After breakfast we went back to Midtown East to do our last bit of sightseeing/shopping. This led to a very long time spent in Argosy Books, where David finally hit his motherload and ended up with a bag full of books (we snuck it onto the plane as ‘reading material for the flight’). Then it was off to Dylan’s Candy Bar, where we managed to cross most of our souvenir-gift-list off in one stop, including a gourmet dog treat for my dad's dog. It’s a multi-story shop with each floor devoted to candy. In fact the floors themselves are clear and full of candy.
|We walked by Bloomingdales every day.|
We were back at the flat by 5pm to pick up our luggage, say our farewells, and head off to JFK. I like being ridiculously early for flights, because I hate the stress that comes with rushing, but we made really good time which meant that we were able to enjoy Tim Horton’s coffee at a little cafe by the airport shuttle train. It wasn’t as good as in Canada, of course, but we can’t get it at all in England so it was a most worthwhile stop. Then it was a short ride to the airport and the regular hassle of checking in and waiting and more checking and more waiting...
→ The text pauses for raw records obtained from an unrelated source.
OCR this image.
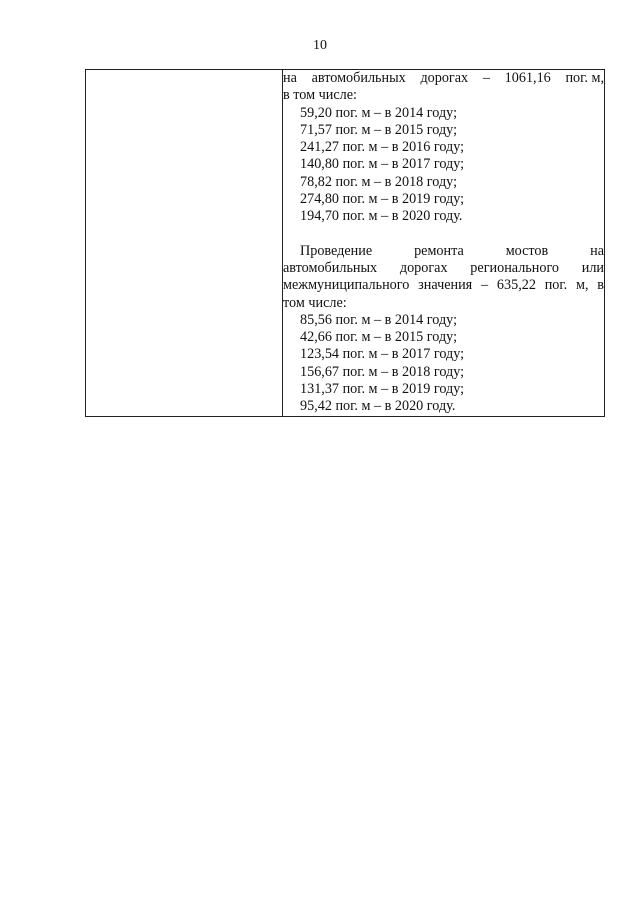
10

на автомобильных дорогах – 1061,16 пог. м,

в том числе:

59,20 пог. м – в 2014 году;
71,57 пог. м – в 2015 году;
241,27 пог. м – в 2016 году;
140,80 пог. м – в 2017 году;
78,82 пог. м – в 2018 году;
274,80 пог. м – в 2019 году;
194,70 пог. м – в 2020 году.
Проведение	ремонта	мостов	на
автомобильных дорогах регионального или
межмуниципального значения – 635,22 пог. м, в

том числе:

85,56 пог. м – в 2014 году;
42,66 пог. м – в 2015 году;
123,54 пог. м – в 2017 году;
156,67 пог. м – в 2018 году;
131,37 пог. м – в 2019 году;
95,42 пог. м – в 2020 году.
|Neat building on our way back to the flat|
I let David have the aisle seat and my generosity was rewarded as the seat next to me remained vacant for the flight. Sitting for 7hrs on an airplane is less fun than usual while pregnant, so I was glad of the extra legroom. The best surprise of all for our return journey was how easy it was to get through Immigration at Heathrow. Because I have a visa which allows me to work, I normally have some level of questioning at the Immigration desk, and in my experience the border guards at Heathrow are the most terrifying when it comes to random questions on policy which you a) should know the answer to or b) know the new answer to while the person questioning you only knows the old answer. But this time they took one look at my visa, asked me where my husband was (next booth over, ma’am), and then waved me through. I suspect they’ve been given sensitivity training for the Olympics. Either that or 10 days in America is less suspicious than 21 days in Canada.
After an absurdly long bus ride we ended up back at home. It was so nice to be back in our flat. But we had less than 24 hours to settle in before the first of David's family arrived for their visits.